Erwin, onze bassist haalde nog eens die hele hoge noot uit zijn keelgat als afsluiter van zijn Schuun Madleenekie. Kari was (weer eens) zijn gitaar vergeten maar schilderde ons als een magicien vanuit zijn ‘sjieke swiete’ de dageraad van Ronse, oos’t kloert ien Ronse. Poil tuverdege ‘Trommel en Fluitje’ uit zijn legendarische mandoline. Mooie dagen. Er zijn nog van die mooie dagen.

Mie Schuun Madleenekie.
Ien Ronse ees dat iet.


Terwijl ik wachtte op het moment dat Geert ‘bompa wettet goa?’ verzuchten zou en ik met mijn moalschoaverke geacht werd te ‘finaliseiren’, verdwaalde ik van in Saint-Sauveur naar jou toe.

Je zat niet, zoals in het lied, op je bank in de gloriette. Je zat op je zware velo (‘mei drie viteessen’) van bij Clément Boulaert. Zoals elke dag na school bracht je me, na het loeien van de fabriekssirene, vanuit de Olifantstraat naar de Steenbrugge. Toen kon er in Ronse nog veilig gefietst worden. Ik koesterde puur genietend het moment waarop je me, veilig op dat driehoekig zitje vooraan tussen je sterke armen, langs de Gruute Kierke door het Watermolenstraatje meanderen zou.

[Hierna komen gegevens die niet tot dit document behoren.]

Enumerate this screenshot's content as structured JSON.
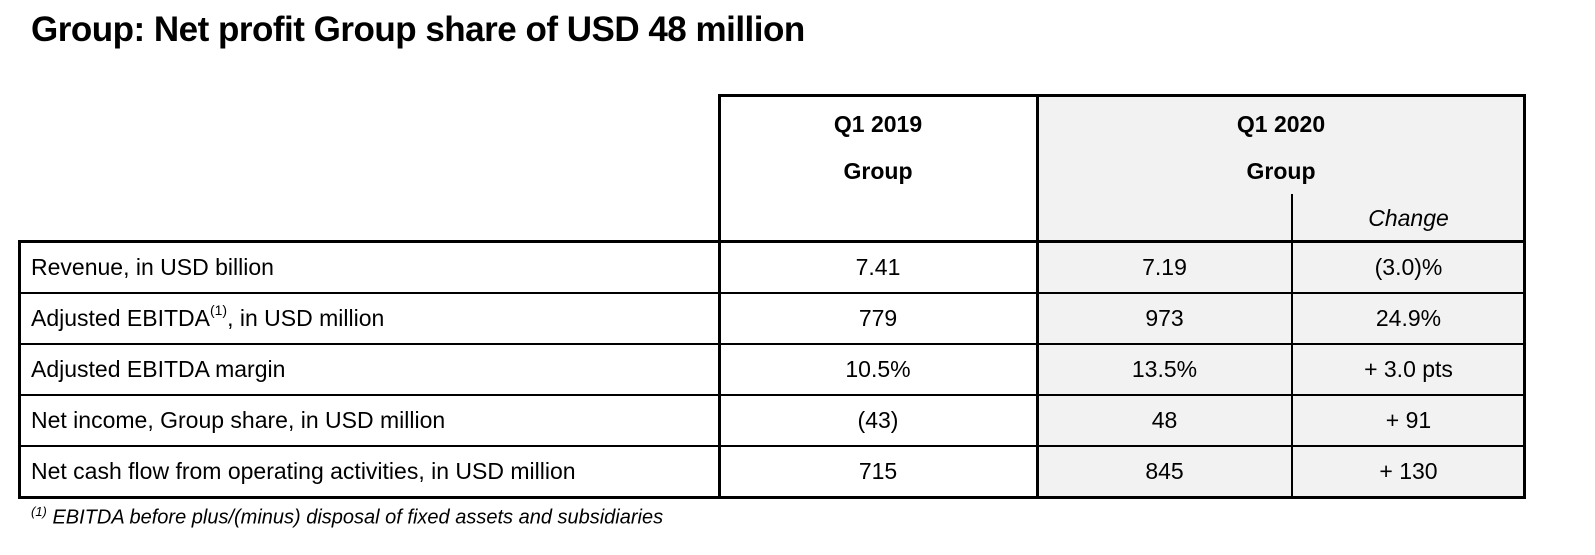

De stem van Geert bracht me tot bij jou. Bij mama. Via mama bij Valère Depauw. Via Valère bij diens boezemvriend ‘Vuigoo’.Ik dacht aan den Tap. Aan die woelige oorlogstijd. En dat daar volgende week een ‘biografie’ van Leo Vindevogel wordt voorgesteld. Ik bedacht dat, na al wat een mens daarover leest en hoort en voorgeschoven en ingelepeld krijgt, de thesissen, de literatuur, de randliteratuur, de getuigenissen allicht niemand ooit nog echt helemaal zal kunnen vatten en begrijpen wat er zich toen in Ronse allemaal heeft afgespeeld. Hoe wit al eens zwart kleurt en omgekeerd. Hoe zwart plus wit vooral veel grijs geeft. Dat grote gelijk van eenieder. Dat grote ongelijk. De wraak en de vetes. De woede en de rancunes.

’t Ees hier toeter
’t ees hier luite
’t ees hier boel
en ’t ees hier bô
wa doem hier
op d’ierde
bompa
wettet goa?


Misschien was ik beter bij de les en jouw liedje gebleven om – voor één keer - op tijd in te vallen met mijn muilschuiverke. Ik zag Poil met een blik van zijn op één na eigen mooiste liedjestekst: Oos ge tooch moer noejt oa pasjensie verliest. En Poil kan het weten. Geertje zat al een tijd op zijn diepsten asem. Hij had niet veel meer overschot. Hij wou zich als supporter van blauw-zwart vooral sparen voor zondag. De match tegen Anderlecht. Het zal nodig zijn. De defensie van Brugge is een passe-partout.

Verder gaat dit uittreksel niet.